Today, Google announced that it is ‘forking‘ Webkit and building its own rendering engine for Google Chrome.
Why is Google doing this?
One of the main reasons why Google is releasing a new rendering engine is, Chromium (the open source version of Chrome) handles multi-process architecture differently from other Webkit-based browsers (like Safari).
Another reason seems to be about decreasing the code base as much as possible. As Google puts it – “we anticipate that we’ll be able to remove 7 build systems and delete more than 7,000 files—comprising more than 4.5 million lines”.
With Blink, Google has complete control over the rendering engine they use and that fortunately leads to less bugs and more stability.
Is Google being evil?
That’s the classic question, for a company that claims not to be evil. Personally, I think there is nothing wrong with Google releasing a new rendering engine.

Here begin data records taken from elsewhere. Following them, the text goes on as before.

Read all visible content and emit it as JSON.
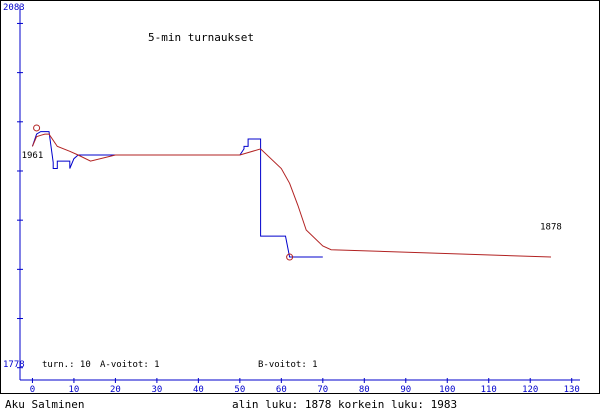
{
  "chart_data": {
    "type": "line",
    "title": "5-min turnaukset",
    "y_top_label": "2083",
    "y_bottom_label": "1778",
    "ylim": [
      1778,
      2083
    ],
    "xlim": [
      -3,
      132
    ],
    "x_ticks": [
      0,
      10,
      20,
      30,
      40,
      50,
      60,
      70,
      80,
      90,
      100,
      110,
      120,
      130
    ],
    "y_ticks": [
      1788,
      1828,
      1868,
      1908,
      1948,
      1988,
      2028,
      2068
    ],
    "annotations": [
      {
        "text": "1961",
        "x": 0,
        "y": 1961
      },
      {
        "text": "1878",
        "x": 125,
        "y": 1903
      }
    ],
    "markers": [
      {
        "name": "max",
        "x": 1,
        "y": 1983
      },
      {
        "name": "min",
        "x": 62,
        "y": 1878
      }
    ],
    "series": [
      {
        "name": "",
        "color": "#0000cc",
        "points": [
          [
            0,
            1968
          ],
          [
            1,
            1978
          ],
          [
            2,
            1980
          ],
          [
            3,
            1980
          ],
          [
            4,
            1980
          ],
          [
            5,
            1955
          ],
          [
            5,
            1950
          ],
          [
            6,
            1950
          ],
          [
            6,
            1956
          ],
          [
            9,
            1956
          ],
          [
            9,
            1950
          ],
          [
            10,
            1958
          ],
          [
            11,
            1961
          ],
          [
            12,
            1961
          ],
          [
            20,
            1961
          ],
          [
            50,
            1961
          ],
          [
            51,
            1966
          ],
          [
            51,
            1968
          ],
          [
            52,
            1968
          ],
          [
            52,
            1974
          ],
          [
            55,
            1974
          ],
          [
            55,
            1956
          ],
          [
            55,
            1895
          ],
          [
            56,
            1895
          ],
          [
            58,
            1895
          ],
          [
            61,
            1895
          ],
          [
            62,
            1878
          ],
          [
            70,
            1878
          ]
        ]
      },
      {
        "name": "",
        "color": "#b22222",
        "points": [
          [
            0,
            1968
          ],
          [
            1,
            1976
          ],
          [
            2,
            1977
          ],
          [
            3,
            1978
          ],
          [
            4,
            1978
          ],
          [
            6,
            1968
          ],
          [
            9,
            1964
          ],
          [
            11,
            1961
          ],
          [
            14,
            1956
          ],
          [
            20,
            1961
          ],
          [
            50,
            1961
          ],
          [
            55,
            1966
          ],
          [
            60,
            1950
          ],
          [
            62,
            1938
          ],
          [
            64,
            1920
          ],
          [
            66,
            1900
          ],
          [
            70,
            1887
          ],
          [
            72,
            1884
          ],
          [
            125,
            1878
          ]
        ]
      }
    ]
  },
  "footer": {
    "stats_turnaukset": "turn.: 10",
    "stats_a_voitot": "A-voitot: 1",
    "stats_b_voitot": "B-voitot: 1",
    "player_name": "Aku Salminen",
    "min_max": "alin luku: 1878  korkein luku: 1983"
  },
  "colors": {
    "axis": "#0000cc",
    "text": "#000000",
    "frame": "#000000"
  }
}
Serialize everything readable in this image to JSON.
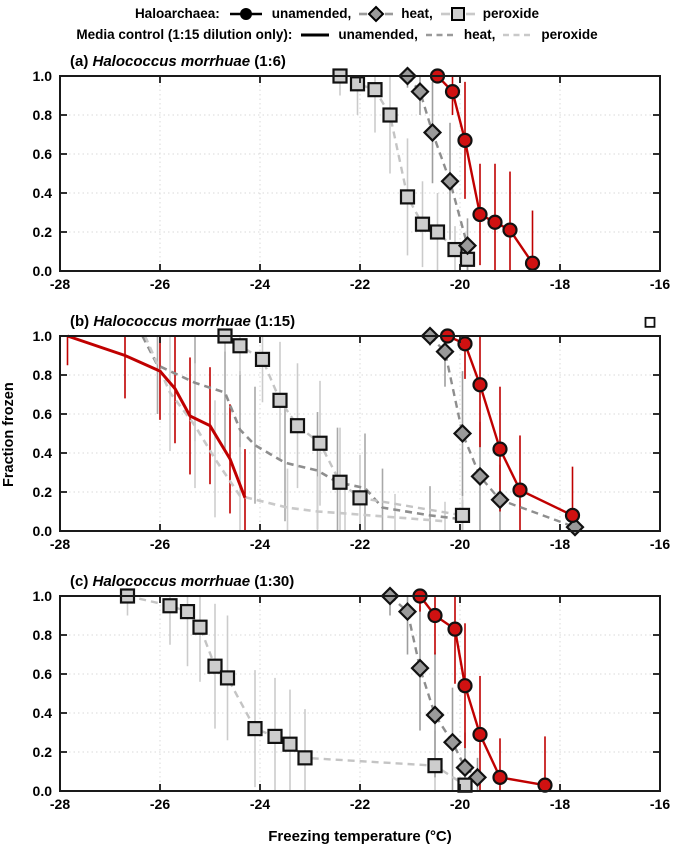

Some people think that Blink is Google’s way of moving away from Apple’s involvement in its browser (Apple is one of the biggest contributors to Webkit) and that’s one way to look at it.
Opera to follow Google
Opera has recently announced its switch to Chromium Webkit from Presto. Now that Google plans for Blink as their rendering engine, Opera too agrees with it.
I’m more interested about how Blink will effect Chrome on Android, which is really slow and half-baked right now.